Wie weit sind die Kinzigtal-Kommunen?

Das ist ganz unterschiedlich. Wolfach und Oberwolfach haben sich bereits vernetzt. Die Gemeinde Gutach hat Bänke in Richtung Hausach und Hornberg aufgestellt. Weitere sollen folgen. In Hausach sowie den Kommunen der Raumschaft Haslach werden die Bänke diskutiert beziehungsweise demnächst aufgestellt. Insbesondere die Raumschaft setzt dabei auf eine Vernetzung über die einzelnen Ortsgrenzen hinaus. Haslach wird nach aktuellen Planungen wie eine Art "Knotenpunkt" fungieren. Der Stadtrat beschloss im Dezember die Aufstellung entsprechender Bänke beziehungsweise die Einrichtung von "Haltepunkten". Diese sollen laut Konzept der Verwaltung dort auf mögliche Mitfahrer hinweisen, wo eine Bank keinen Platz findet.

Können die Gemeinden, die die Bänke jetzt aufstellen, auf Erfahrungswerte zurückgreifen?

Die Gemeinde Oberwolfach hat die Bänke bereits 2017 aufgestellt und baut das Netz aufgrund der guten Nachfrage kontinuierlich aus. Auch im Schuttertal und im Harmersbachtal sind inzwischen Netzwerke aus Bänken entstanden.
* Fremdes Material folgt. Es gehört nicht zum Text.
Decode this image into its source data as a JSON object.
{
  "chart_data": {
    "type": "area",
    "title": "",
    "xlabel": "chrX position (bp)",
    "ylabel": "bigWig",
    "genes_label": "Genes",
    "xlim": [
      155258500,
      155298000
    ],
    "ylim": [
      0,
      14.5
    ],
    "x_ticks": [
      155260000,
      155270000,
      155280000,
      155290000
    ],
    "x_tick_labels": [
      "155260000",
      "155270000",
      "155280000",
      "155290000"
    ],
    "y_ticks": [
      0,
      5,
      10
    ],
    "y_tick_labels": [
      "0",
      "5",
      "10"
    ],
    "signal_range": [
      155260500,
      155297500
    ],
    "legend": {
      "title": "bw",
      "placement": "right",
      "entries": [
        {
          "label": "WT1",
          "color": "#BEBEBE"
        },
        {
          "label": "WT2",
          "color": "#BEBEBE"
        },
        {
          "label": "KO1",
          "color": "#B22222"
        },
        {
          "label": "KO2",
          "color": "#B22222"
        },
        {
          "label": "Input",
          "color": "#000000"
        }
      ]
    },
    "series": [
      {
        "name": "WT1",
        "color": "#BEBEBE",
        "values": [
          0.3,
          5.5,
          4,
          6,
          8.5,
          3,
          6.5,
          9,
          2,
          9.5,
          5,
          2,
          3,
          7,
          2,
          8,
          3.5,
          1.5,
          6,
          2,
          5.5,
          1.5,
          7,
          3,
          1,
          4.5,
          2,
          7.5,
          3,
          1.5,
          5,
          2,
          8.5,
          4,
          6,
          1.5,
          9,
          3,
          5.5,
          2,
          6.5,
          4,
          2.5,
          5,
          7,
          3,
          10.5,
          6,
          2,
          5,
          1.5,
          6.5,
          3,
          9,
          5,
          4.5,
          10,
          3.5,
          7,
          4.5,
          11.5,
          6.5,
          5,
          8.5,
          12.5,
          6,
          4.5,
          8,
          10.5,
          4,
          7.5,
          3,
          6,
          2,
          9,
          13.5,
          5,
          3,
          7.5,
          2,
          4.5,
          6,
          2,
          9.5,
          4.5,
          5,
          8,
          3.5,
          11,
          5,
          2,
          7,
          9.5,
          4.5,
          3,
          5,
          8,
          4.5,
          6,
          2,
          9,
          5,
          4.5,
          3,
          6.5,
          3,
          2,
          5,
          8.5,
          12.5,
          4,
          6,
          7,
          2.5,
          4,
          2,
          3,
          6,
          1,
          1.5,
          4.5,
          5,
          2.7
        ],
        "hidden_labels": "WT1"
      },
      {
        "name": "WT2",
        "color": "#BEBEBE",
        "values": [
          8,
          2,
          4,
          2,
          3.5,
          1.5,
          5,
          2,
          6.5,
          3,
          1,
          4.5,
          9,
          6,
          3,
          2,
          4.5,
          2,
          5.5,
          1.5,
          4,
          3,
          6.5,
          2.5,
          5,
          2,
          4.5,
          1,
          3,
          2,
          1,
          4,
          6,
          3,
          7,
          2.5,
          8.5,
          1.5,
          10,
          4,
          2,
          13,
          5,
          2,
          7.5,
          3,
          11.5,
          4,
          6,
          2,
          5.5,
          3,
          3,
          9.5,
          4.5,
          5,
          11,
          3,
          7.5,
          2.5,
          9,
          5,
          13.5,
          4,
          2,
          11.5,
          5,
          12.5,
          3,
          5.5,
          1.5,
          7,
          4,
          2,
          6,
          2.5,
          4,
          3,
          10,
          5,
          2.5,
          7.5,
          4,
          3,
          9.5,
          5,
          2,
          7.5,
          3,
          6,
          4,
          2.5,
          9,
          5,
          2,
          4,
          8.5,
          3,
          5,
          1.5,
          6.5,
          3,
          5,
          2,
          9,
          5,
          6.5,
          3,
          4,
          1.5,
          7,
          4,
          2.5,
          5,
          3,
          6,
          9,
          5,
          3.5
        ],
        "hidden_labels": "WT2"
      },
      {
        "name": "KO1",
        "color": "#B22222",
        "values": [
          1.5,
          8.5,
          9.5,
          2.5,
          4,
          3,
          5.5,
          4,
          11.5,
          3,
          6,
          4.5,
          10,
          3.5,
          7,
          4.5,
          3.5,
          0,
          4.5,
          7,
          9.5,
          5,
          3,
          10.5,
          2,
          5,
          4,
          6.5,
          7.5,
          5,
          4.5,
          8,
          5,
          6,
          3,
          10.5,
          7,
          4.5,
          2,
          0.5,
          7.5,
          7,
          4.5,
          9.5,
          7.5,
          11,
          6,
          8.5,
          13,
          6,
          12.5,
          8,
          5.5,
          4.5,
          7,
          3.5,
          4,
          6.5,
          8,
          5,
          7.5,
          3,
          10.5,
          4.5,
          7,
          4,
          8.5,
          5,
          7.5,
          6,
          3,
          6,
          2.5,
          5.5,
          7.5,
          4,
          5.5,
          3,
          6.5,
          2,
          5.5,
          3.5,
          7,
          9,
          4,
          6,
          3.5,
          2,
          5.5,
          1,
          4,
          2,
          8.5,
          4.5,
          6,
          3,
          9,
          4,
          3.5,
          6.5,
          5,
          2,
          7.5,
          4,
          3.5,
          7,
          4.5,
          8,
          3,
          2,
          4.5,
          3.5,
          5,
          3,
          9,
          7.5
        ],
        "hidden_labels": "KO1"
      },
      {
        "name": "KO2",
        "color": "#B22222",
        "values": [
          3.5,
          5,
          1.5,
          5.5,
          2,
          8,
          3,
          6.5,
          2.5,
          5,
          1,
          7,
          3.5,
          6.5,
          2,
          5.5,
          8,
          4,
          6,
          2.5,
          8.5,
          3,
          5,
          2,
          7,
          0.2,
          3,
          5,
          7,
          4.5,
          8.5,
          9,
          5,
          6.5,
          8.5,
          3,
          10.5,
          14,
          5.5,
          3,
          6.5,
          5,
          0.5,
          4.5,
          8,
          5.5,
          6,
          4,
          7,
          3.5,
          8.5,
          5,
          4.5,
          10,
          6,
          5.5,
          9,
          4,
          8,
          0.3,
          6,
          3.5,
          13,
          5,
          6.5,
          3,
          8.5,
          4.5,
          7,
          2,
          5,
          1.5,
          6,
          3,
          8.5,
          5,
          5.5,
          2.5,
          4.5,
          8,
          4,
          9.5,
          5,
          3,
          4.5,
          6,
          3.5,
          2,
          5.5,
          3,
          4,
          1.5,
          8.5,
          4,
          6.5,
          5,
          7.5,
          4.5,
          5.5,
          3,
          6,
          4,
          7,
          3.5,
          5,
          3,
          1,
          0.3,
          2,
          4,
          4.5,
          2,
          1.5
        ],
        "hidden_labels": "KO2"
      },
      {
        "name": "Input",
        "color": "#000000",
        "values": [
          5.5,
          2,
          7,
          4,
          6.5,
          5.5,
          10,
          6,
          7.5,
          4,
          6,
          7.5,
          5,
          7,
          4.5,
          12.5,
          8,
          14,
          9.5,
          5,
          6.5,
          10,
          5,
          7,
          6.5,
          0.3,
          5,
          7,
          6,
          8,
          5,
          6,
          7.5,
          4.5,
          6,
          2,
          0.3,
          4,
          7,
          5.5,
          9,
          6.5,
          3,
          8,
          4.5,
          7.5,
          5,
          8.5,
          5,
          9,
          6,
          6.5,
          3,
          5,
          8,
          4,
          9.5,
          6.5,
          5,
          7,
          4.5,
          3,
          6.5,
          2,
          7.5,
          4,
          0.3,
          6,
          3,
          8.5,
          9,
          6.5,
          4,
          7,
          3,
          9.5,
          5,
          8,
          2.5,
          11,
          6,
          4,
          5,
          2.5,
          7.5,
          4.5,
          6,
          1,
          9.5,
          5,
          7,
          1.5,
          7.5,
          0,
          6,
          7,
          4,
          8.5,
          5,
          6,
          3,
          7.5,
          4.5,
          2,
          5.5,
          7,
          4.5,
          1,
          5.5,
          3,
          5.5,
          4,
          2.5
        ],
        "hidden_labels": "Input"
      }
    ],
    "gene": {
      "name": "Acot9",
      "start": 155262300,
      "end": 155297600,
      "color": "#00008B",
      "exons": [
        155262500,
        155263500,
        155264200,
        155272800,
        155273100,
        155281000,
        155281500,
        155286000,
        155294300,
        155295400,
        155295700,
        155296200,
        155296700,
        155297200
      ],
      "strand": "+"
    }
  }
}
Insbesondere die Gemeinde Schuttertal hat umfangreiche Handreichungen für interessierte Kommunen und Initiativen auf ihrer Internetseite online gestellt.

Und welche Erfahrungen haben die Gemeinden bisher gemacht?

Die Mitfahrbänkle würden gut angenommen, betont Oberwolfachs Bürgermeister Matthias Bauernfeind immer wieder. So gut, dass die Gemeinde im vergangenen Mai mittels einer Online-Umfrage nach neuen möglichen Standorten gesucht hatte. Mit Erfolg: Sechs neue Bänke wurden bereits aufgestellt beziehungsweise werden demnächst aufgestellt. Und in der Gemeinde schlummern noch weitere Ideen. Beim "Digitallabor" in Bad Peterstal-Griesbach im vergangenen Januar wurde das Konzept digital weiterentwickelt: Im Laufe des Workshops seien die Mitglieder der Arbeitsgruppe auf die Idee gekommen, eine Induktionsschleife am Bänkle anzubringen. Eine digitale Hinweistafel soll dem Autofahrer dann anzeigen, wie lange die Person bereits auf dem Bänkle auf eine Mitfahrgelegenheit wartet, und vielleicht dazu bringen, eher anzuhalten.

Das Projekt beschränkt sich nicht auf Stadtgrenzen, wie momentan besonders in Haslach und seinen Umlandgemeinden deutlich wird. Diese gehen das Projekt gemeinsam an und stimmen die Bänke untereinander ab.